Горничная кивнула и отступила назад, молча указывая, что я могу пройти в холл.
Чувства, охватившие меня, когда я вошел, описать невозможно. Я медленно, в изумлении разглядывал все вокруг — тяжелые гобелены, покрывающие каменные стены, и темные картины, которые неясно вырисовывались у меня над головой, дубовые двери и неровный, выложенный плитами пол, огромный камин, над которым был вырезан герб, и, пока я стоял там, шлюзы наконец распахнулись, и минувшее нахлынуло на меня, словно река, с такой силой, что едва не захлебнулся. Я снова был маленьким мальчиком, стоящим здесь и внимательно оглядывающимся по сторонам, в страхе и ужасе, вцепившись в руку старой Нэн, — я и сейчас невольно стиснул пальцы и почувствовал ее сухую шероховатую ладонь с шишками на суставах. Запах дома, в котором смешались запахи камня и сырости, старой древесины и пыли, был тем самым, очень сильным и острым запахом, который был мне тогда так хорошо знаком.
— Не соблаговолите ли пройти сюда и подождать несколько минут? Я провожу вас прямо туда.
Горничная была очень бледна, словно чем-то смертельно испугана, и говорила мягким голосом без местного акцента. На ней были выцветшее черное платье и простенький передник, в волосах просвечивала седина. Я вошел в дверь, которую она мне открыла, но она не последовала за мной внутрь, а лишь закрыла за собой дверь и ушла.

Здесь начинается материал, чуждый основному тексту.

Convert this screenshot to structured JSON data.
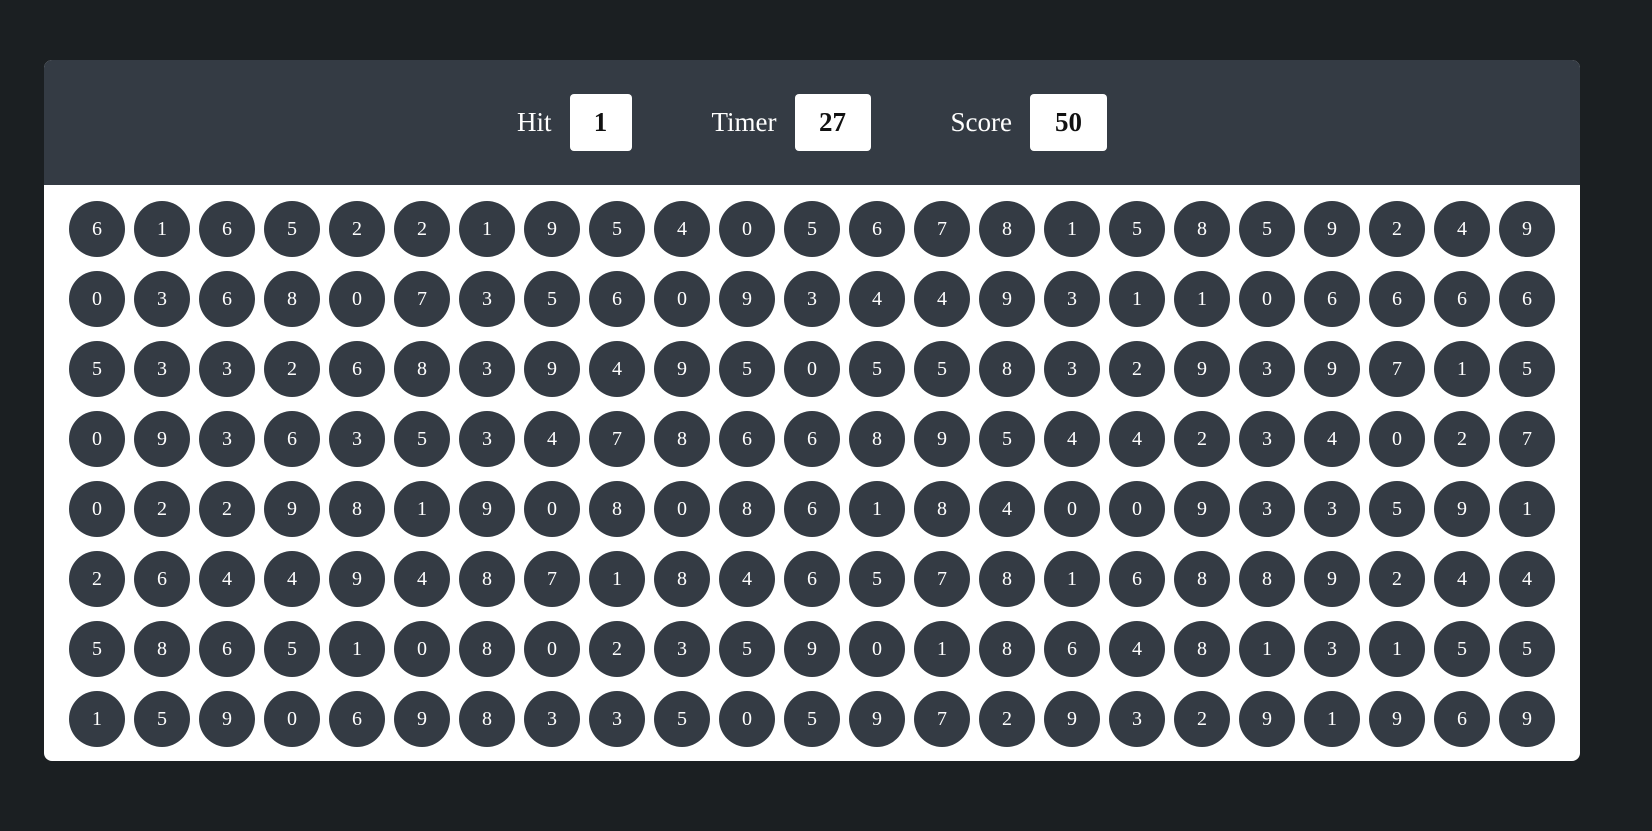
{
  "stats": {
    "hit": {
      "label": "Hit",
      "value": "1"
    },
    "timer": {
      "label": "Timer",
      "value": "27"
    },
    "score": {
      "label": "Score",
      "value": "50"
    }
  },
  "bubbles": [
    [
      "6",
      "1",
      "6",
      "5",
      "2",
      "2",
      "1",
      "9",
      "5",
      "4",
      "0",
      "5",
      "6",
      "7",
      "8",
      "1",
      "5",
      "8",
      "5",
      "9",
      "2",
      "4",
      "9"
    ],
    [
      "0",
      "3",
      "6",
      "8",
      "0",
      "7",
      "3",
      "5",
      "6",
      "0",
      "9",
      "3",
      "4",
      "4",
      "9",
      "3",
      "1",
      "1",
      "0",
      "6",
      "6",
      "6",
      "6"
    ],
    [
      "5",
      "3",
      "3",
      "2",
      "6",
      "8",
      "3",
      "9",
      "4",
      "9",
      "5",
      "0",
      "5",
      "5",
      "8",
      "3",
      "2",
      "9",
      "3",
      "9",
      "7",
      "1",
      "5"
    ],
    [
      "0",
      "9",
      "3",
      "6",
      "3",
      "5",
      "3",
      "4",
      "7",
      "8",
      "6",
      "6",
      "8",
      "9",
      "5",
      "4",
      "4",
      "2",
      "3",
      "4",
      "0",
      "2",
      "7"
    ],
    [
      "0",
      "2",
      "2",
      "9",
      "8",
      "1",
      "9",
      "0",
      "8",
      "0",
      "8",
      "6",
      "1",
      "8",
      "4",
      "0",
      "0",
      "9",
      "3",
      "3",
      "5",
      "9",
      "1"
    ],
    [
      "2",
      "6",
      "4",
      "4",
      "9",
      "4",
      "8",
      "7",
      "1",
      "8",
      "4",
      "6",
      "5",
      "7",
      "8",
      "1",
      "6",
      "8",
      "8",
      "9",
      "2",
      "4",
      "4"
    ],
    [
      "5",
      "8",
      "6",
      "5",
      "1",
      "0",
      "8",
      "0",
      "2",
      "3",
      "5",
      "9",
      "0",
      "1",
      "8",
      "6",
      "4",
      "8",
      "1",
      "3",
      "1",
      "5",
      "5"
    ],
    [
      "1",
      "5",
      "9",
      "0",
      "6",
      "9",
      "8",
      "3",
      "3",
      "5",
      "0",
      "5",
      "9",
      "7",
      "2",
      "9",
      "3",
      "2",
      "9",
      "1",
      "9",
      "6",
      "9"
    ]
  ],
  "colors": {
    "page_background": "#1b1f22",
    "panel": "#343b44",
    "bubble": "#343b44",
    "bubble_text": "#ffffff",
    "board": "#ffffff"
  }
}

Я оказался в продолговатой, обшитой панелями гостиной с витражными окнами; подоконники были уставлены цветами, старыми и неухоженными, сражающимися за существование, стремящимися вверх, вьющимися, покрытыми толстым слоем пыли, вытеснявшей всякий свет. Здесь были еще более потертые гобелены и темные картины, посреди комнаты возвышался длинный обеденный стол, уставленный оловянными подсвечниками, и дубовый буфет, в котором стояли тяжелые оловянные сосуды и блюда. Пол был каменный, только под столом и у холодного пустого камина лежал потертый ковер. Это была безрадостная комната, давящая, мрачная и совершенно неуютная: ни мягких кресел, ни диванчиков у окна, никаких личных вещей. У меня были воспоминания о ней, меня захлестнуло то же самое ощущение, что и в холле, — воспоминания о том, как пугала меня эта комната, как я пытался из нее выйти, отступить к двери, к яркому и безопасному внешнему миру.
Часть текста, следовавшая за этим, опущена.